During the spring and early summer I regularly used my trusty garden shears to trim pathways to the plants that I was harvesting and tending. But, in the last few weeks, I've let the pathways have their way, and even without being watered or babied at all, they have grown to several feet tall and have dark green healthy leaves. They haven't gone to seed yet, so I've begun to smother them with bedding taken from the goat shelter. My theory is that they have added lots of organic matter by growing roots in the greenhouse soil, and once they are smothered under a thick layer of old hay and goat poo, their leaves and stems will add even more good stuff to my garden soil. And I didn't even have to plant them - they grew there for free!
It rained on Sunday. While the world was soaking up the much needed rain, I escaped the drizzle inside the greenhouse. I stayed busy spreading the piles of goat bedding I had dumped just inside the door, and admiring the marigolds and tomato plants which are still holding their own amidst the jungle. A little bird fluttered around inside, and slipped out through the chicken wire wall. Spiders watched me work from their webs strung from the ceiling, and little moths and butterflies flitted among the leaves.
I was well fed as I perused the isle of cherry tomatoes. A thick layer of hay laid down when they were planted has kept them fairly weed free. The tomato plants inside the greenhouse look much different than the giant green monsters growing outside. These spindly plants with some yellow and spotty leaves starting making tomatoes very early, and are still producing. I think they didn't get watered as often as the plants outside, and they have to deal with the extra heat even with the plastic up on both sides. I didn't fertilize them with my manure tea concoction either.
My favorite this year are these super sweet little orange tomatoes.
The lettuce plants that fed us salads all spring have gone to seed. I think I could save these seeds, and have enough seeds to plant the greenhouse full next year.
Lettuce seeds look like tiny dandelions, with fluffy tops.
The little red lettuce plants make pretty purple flower scales. I have several different types of lettuce seeds now. I think I'll mix them all together and next year it will be a surprise lettuce garden.

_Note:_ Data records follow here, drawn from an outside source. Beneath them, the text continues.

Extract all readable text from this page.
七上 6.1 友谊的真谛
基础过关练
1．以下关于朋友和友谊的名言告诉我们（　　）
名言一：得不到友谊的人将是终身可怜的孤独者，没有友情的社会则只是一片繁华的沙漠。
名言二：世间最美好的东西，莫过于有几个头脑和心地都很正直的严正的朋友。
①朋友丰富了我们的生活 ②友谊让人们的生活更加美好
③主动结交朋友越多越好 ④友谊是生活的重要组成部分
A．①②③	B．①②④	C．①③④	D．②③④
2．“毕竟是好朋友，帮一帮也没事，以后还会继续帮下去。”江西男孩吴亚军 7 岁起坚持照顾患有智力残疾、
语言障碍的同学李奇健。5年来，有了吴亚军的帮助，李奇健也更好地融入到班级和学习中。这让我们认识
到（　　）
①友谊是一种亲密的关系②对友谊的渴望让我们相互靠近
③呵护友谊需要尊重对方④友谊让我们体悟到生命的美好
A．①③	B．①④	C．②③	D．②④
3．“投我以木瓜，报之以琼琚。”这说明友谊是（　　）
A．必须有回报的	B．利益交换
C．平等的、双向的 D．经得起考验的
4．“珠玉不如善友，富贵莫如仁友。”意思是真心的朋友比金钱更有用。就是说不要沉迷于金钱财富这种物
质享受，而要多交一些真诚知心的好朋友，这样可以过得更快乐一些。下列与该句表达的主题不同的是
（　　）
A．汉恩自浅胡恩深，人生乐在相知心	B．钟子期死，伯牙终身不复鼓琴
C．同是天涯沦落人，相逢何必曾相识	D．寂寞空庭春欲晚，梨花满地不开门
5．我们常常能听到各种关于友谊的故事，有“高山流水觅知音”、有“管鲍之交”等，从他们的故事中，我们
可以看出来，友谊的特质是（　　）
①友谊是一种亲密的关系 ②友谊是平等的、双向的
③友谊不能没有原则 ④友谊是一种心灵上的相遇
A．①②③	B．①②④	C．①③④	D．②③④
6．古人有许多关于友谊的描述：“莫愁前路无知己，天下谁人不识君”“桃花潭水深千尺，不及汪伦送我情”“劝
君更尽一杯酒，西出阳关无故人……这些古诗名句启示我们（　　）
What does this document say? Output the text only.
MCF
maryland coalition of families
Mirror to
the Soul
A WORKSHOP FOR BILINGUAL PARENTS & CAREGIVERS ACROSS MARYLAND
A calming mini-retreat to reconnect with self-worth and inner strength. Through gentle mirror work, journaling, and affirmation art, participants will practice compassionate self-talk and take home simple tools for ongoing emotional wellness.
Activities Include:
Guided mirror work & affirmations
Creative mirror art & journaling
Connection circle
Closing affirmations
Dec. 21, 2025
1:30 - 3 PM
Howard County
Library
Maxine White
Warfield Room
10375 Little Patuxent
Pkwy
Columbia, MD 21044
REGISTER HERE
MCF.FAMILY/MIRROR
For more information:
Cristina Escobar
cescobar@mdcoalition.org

One of the permaculture books I read over the winter said that most gardens come into their own during the fifth year. Although I was experimenting with the garden during our house renovation years, this is only the second summer that's I've been in attendance. Each year, the boundaries get a little more clear, but now that I have so much organic matter from all my animal friends, I can see how I will make faster headway. Maybe the greenhouse in 2020 will look more impressive to guests. Although, I though the weeds were pretty impressive this year!